Roger Brunyate I wonder if Ian McEwan would be interested or insulted by the Stewie comparison, if indeed he knows who that is!? There is some classic, isn't there, that starts in the womb? Perhaps even more than one. R,

Hanneke Really great to read your splendid review on McEwan's latest book! I am so glad to hear that you enjoyed it very much. McEwan is one of my favorite authors, so I am looking forward to read it a.s.a.p. I had no idea that its main character is a Hamlet in utero! Well, there you go, people get confused when McEwan gets funny. He is supposed to be dark and menacing. I actually thought 'Solar' was a very funny book, but a lot of people were not charmed by it.

Roger Brunyate I was not charmed at all. But then it took almost the whole book for me to see the penny drop! R.

Sharon Sample Excellent review, Roger. I agree that the last 50 pages provide a satisfying ending.

Lizzy You make me want to drop everything I'm reading and start Nutshell right away. Amazing, Roger! Each time I read one of your reviews I feel nourished by your words. But it will have to wait, I am too immersed in Portrait of a Lady, and I'm totally captivated.
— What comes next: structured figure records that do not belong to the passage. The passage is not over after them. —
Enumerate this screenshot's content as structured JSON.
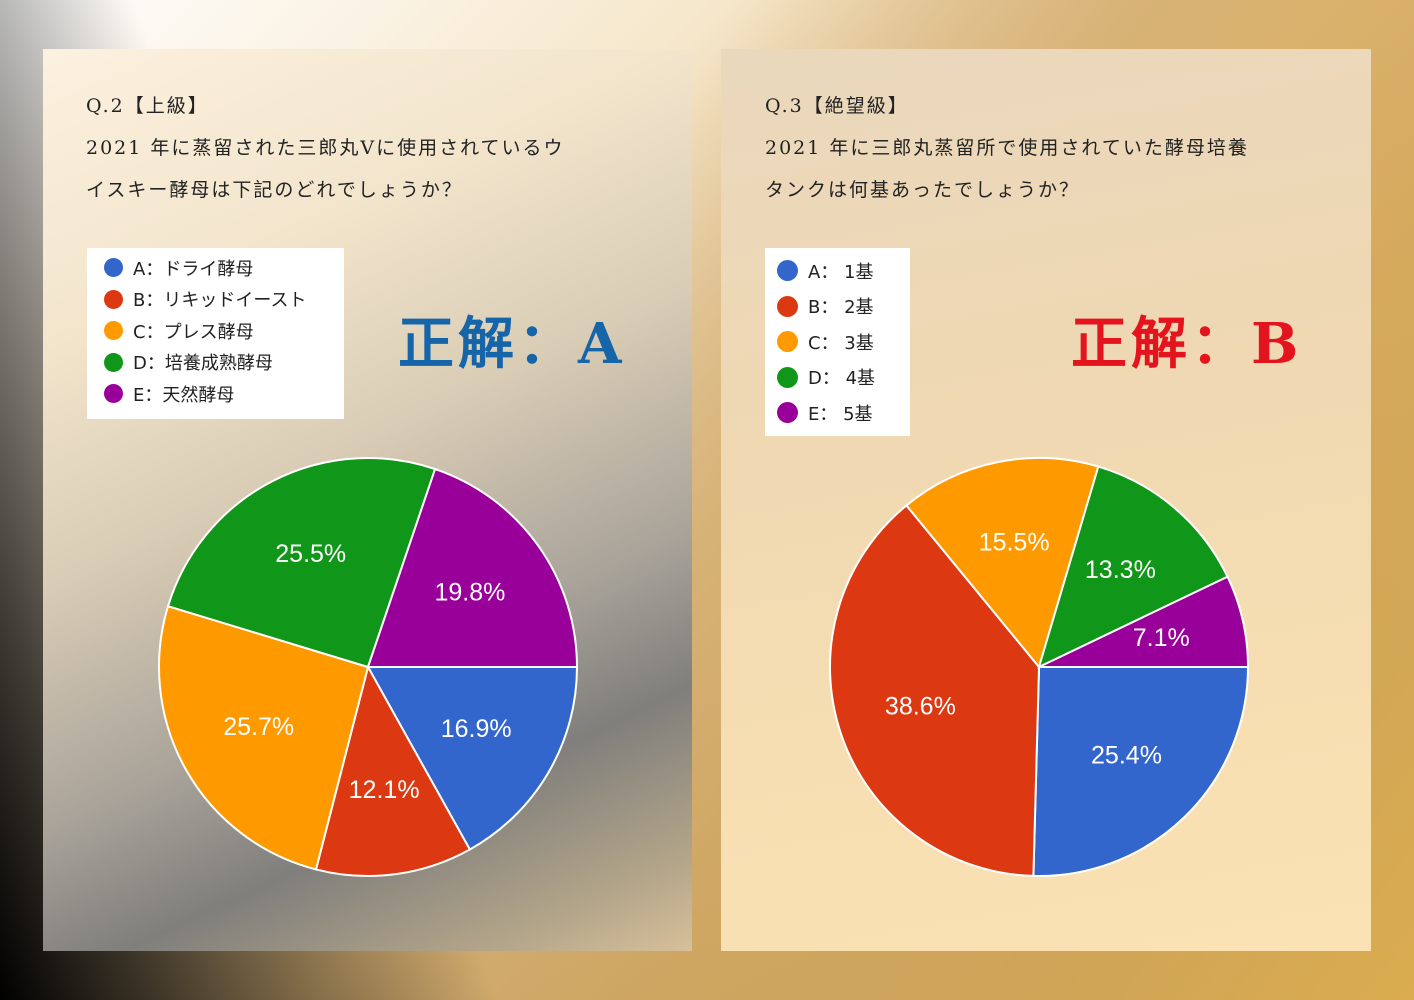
{
  "panels": [
    {
      "question": {
        "line1": "Q.2【上級】",
        "line2": "2021 年に蒸留された三郎丸Ⅴに使用されているウ",
        "line3": "イスキー酵母は下記のどれでしょうか？"
      },
      "answer": "正解：A",
      "answer_color": "#1565a8"
    },
    {
      "question": {
        "line1": " Q.3【絶望級】",
        "line2": "2021 年に三郎丸蒸留所で使用されていた酵母培養",
        "line3": "タンクは何基あったでしょうか？"
      },
      "answer": "正解：B",
      "answer_color": "#e4141e"
    }
  ],
  "chart_data": [
    {
      "type": "pie",
      "start_angle_deg": 90,
      "direction": "clockwise",
      "slices": [
        {
          "key": "A",
          "label": "A：ドライ酵母",
          "value": 16.9,
          "display": "16.9%",
          "color": "#3366cc"
        },
        {
          "key": "B",
          "label": "B：リキッドイースト",
          "value": 12.1,
          "display": "12.1%",
          "color": "#dc3912"
        },
        {
          "key": "C",
          "label": "C：プレス酵母",
          "value": 25.7,
          "display": "25.7%",
          "color": "#ff9900"
        },
        {
          "key": "D",
          "label": "D：培養成熟酵母",
          "value": 25.5,
          "display": "25.5%",
          "color": "#109618"
        },
        {
          "key": "E",
          "label": "E：天然酵母",
          "value": 19.8,
          "display": "19.8%",
          "color": "#990099"
        }
      ],
      "legend_position": "top-left"
    },
    {
      "type": "pie",
      "start_angle_deg": 90,
      "direction": "clockwise",
      "slices": [
        {
          "key": "A",
          "label": "A： 1基",
          "value": 25.4,
          "display": "25.4%",
          "color": "#3366cc"
        },
        {
          "key": "B",
          "label": "B： 2基",
          "value": 38.6,
          "display": "38.6%",
          "color": "#dc3912"
        },
        {
          "key": "C",
          "label": "C： 3基",
          "value": 15.5,
          "display": "15.5%",
          "color": "#ff9900"
        },
        {
          "key": "D",
          "label": "D： 4基",
          "value": 13.3,
          "display": "13.3%",
          "color": "#109618"
        },
        {
          "key": "E",
          "label": "E： 5基",
          "value": 7.1,
          "display": "7.1%",
          "color": "#990099"
        }
      ],
      "legend_position": "top-left"
    }
  ]
}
It could well be my next reading... Thanks! L.

Roger Brunyate Thank you both, Sharon and Lizzy. Portrait of a Lady is certainly major reading, and too much competition even for McEwan, I think! R.

Elyse Walters great quotes --"sharing a glass with mother" --and 'free speech".. This novel is so amazing -- I just must read it again -

message 18: by Kristy (new) - added it

Kristy Diffey Hi Roger, this was indeed set to be part of the hogarth series but was withdrawn by the author at the eleventh hour for reasons unknown. I enjoyed it thoroughly.

Roger Brunyate Thank you, Elyse. McEwan certainly knows his way around words.

Interesting information, Kristy. How did you get it? R.

Lesley Moseley I am now REALLY looking forward to it!!

sylvie Ah...a question, which Hogarth in your opinion pleased you the most? I read Margaret Atwood's Hag - Seed and enjoyed it.

The Reading Bibliophile I agree! Incredible book!

Margitte Informative and brilliant review! If I ever wondered if I should read this book, I now know for sure that I simply HAVE to! You brought the perspective that I needed and did not know before.

Lesley Moseley I too feel a 4 1/2 to 5 star, coming one. Absolutely loving it so far..

message 25: by Bill (new)

Bill  Kerwin Sounds interesting. I'll have to give this one a try.

Roger Brunyate Lesley, sylvie, Reading Bibliophile, Margitte, Bill: a lot of people I haven’t thanked. But do so now.

And, sylvie, I think I liked Atwood’s Hag-Seed the best. R.

Lesley Moseley Roger wrote: "Lesley, sylvie, Reading Bibliophile, Margitte, Bill: a lot of people I haven’t thanked. But do so now.

And, sylvie, I think I liked Atwood’s Hag-Seed the best. R."

Good reminder. I am remiss for not thanking many people for the books I have found on the compare books service, that I could read from my EBOOK library and give 4 or 5 stars. Thanks to the many of you that are my GR friends, due to similar reading tastes.

message 28: by Joe (new) - rated it 4 stars

Joe Kraus A double apology on this one, Roger. I hadn't seen your review before I headline my own as "Hamlet in Utero." It's a clever line, but now I find I inadvertently stole it. Also, I hadn't realized it was part of the Hogarth series. I loved, deeply loved, Howard Jacobson's Shylock is My Name but thought this one was more clever than inspired. Thanks for the inspiration to consider others in the series too.